Well, as it turns out, I am definitely not the first to wish for the input event to play nice with an IOCP… because Microsoft already did, and wired an IOCP into the message queue. It’s apparently used to translate certain completions into window messages, and send them to the windows registerd by NtUserInitThreadCoreMessagingIocp(2). That name also makes it pretty easy to figure out what it is needed for - CoreMessaging, aka the modern CoreWindow shenanigans, loaded into my test process because of some internal usage in textinputframework.dll.
Thus we have step 2.5.
2.5. If MWMO_WAITALL is specified, the function cancels the queue completion packet, and reassociates it later after the wait. Otherwise, it uses the IOCP for the wait instead of the input event, and leaves the queue completion packet alone.
Remember when I said that IOCPs aren’t waitable objects? Well, they are since Windows 10 - they become signaled when there are queued completions, and unsignaled if there aren’t any. And while you can’t associate them with a completion packet because NtAssociateWaitCompletionPacket complains with STATUS_INVALID_PARAMETER_2 (I guess MS didn’t want anyone to chain IOCPs together), you can use them with WaitForMultipleObjects and friends.
Okay, so we know what we need to fix our waiting routine. Fortunately, MS even made it possible to actually do that - NtUserCancelQueueEventCompletionPacket and NtUserReassociateQueueEventCompletionPacket are all syscalls (as well as NtUserGetQueueIocp). Thanks, I guess.
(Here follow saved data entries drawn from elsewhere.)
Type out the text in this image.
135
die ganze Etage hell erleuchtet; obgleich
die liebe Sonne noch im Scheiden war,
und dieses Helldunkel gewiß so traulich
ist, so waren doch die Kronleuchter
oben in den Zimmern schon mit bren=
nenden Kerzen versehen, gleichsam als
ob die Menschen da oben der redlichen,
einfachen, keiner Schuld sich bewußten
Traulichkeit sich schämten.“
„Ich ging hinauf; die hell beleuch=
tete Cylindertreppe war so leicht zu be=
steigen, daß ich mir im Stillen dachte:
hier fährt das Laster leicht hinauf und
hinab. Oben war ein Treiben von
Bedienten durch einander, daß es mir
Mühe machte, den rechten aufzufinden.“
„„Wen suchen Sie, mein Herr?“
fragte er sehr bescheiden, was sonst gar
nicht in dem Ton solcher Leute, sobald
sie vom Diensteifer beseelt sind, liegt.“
fn reassociate(iocp: HANDLE, wait_completion_packet: HANDLE) {
unsafe {
NtUserCancelQueueEventCompletionPacket();
NtAssociateWaitCompletionPacket(
iocp,
wait_completion_packet,
NtUserGetInputEvent((MWMO_INPUTAVAILABLE << 16) | QS_ALLINPUT),
[...]
);
}
}
[...]
if completion_key == INPUT_EVENT_KEY as _ {
unsafe {
NtReassociateQueueEventCompletionPacket();
NtUserClearWakeMask();
}
let mut msg = MSG::default();
[...]
And now the test program works and doesn’t hang anymore! Hooray! We have an asynchronous wait for messages!
Or do we?
Only one can play that game#
We found out that NtUserGetInputEvent configures the event with what you want to wait for, and NtUserClearWakeMask clears it again. So what happens if you setup an asynchronous wait, and the thread calls MsgWaitForMultipleObjectsEx or GetMessage in the meantime, e.g. because it’s a COM STA and you’re doing a call?
Well, it overwrites the same wake mask that was used for the asynchronous wait, because there is only one. And as it turns out, GetMessage clears the wake mask as well. And the asynchronous wait never gets woken up.
And this is where the hunt ends: With a proof-of-concept for an asynchronous wait for messages that works only if nothing in that thread ever touches the message queue during the wait. Maybe it could work by spawning a helper thread and merging its queue with the calling thread, but I haven’t found a way to actually attach two threads together - AttachThreadInput only joins the input queues, not the message queues.
On the other hand, we have confirmed that IOCPs are now waitable objects, so your loop can use MsgWaitForMultipleObjectsEx and wait on your IOCP. It’s not perfect…but it is better than nothing. And if you want to paly the game, you can find a crate with a future for the input event on GitHub.
1pub fn main() {
2 let iocp = unsafe { CreateIoCompletionPort(INVALID_HANDLE_VALUE, std::ptr::null_mut(), 0, 1) };
3
4 const WAIT_OBJECT_1: u32 = WAIT_OBJECT_0 + 1;
5
6 loop {
7 unsafe {
8 match MsgWaitForMultipleObjectsEx(
9 1,
10 &raw const iocp,
11 INFINITE,
12 MWMO_INPUTAVAILABLE,
13 QS_ALLINPUT,
14 ) {
15 WAIT_OBJECT_0 => { /* Handle I/O completion */ }
16 WAIT_OBJECT_1 => {
17 let mut msg = std::mem::zeroed();
18 while PeekMessageW(&raw mut msg, std::ptr::null_mut(), 0, 0, PM_REMOVE) == 1 {
19 if msg.message == WM_QUIT {
20 break;
21 }
22 TranslateMessage(&raw const msg);
23 DispatchMessageW(&raw const msg);
24 }
25 }
26 _ => { /* Handle errors */ }
27 }
28 }
29 }
30}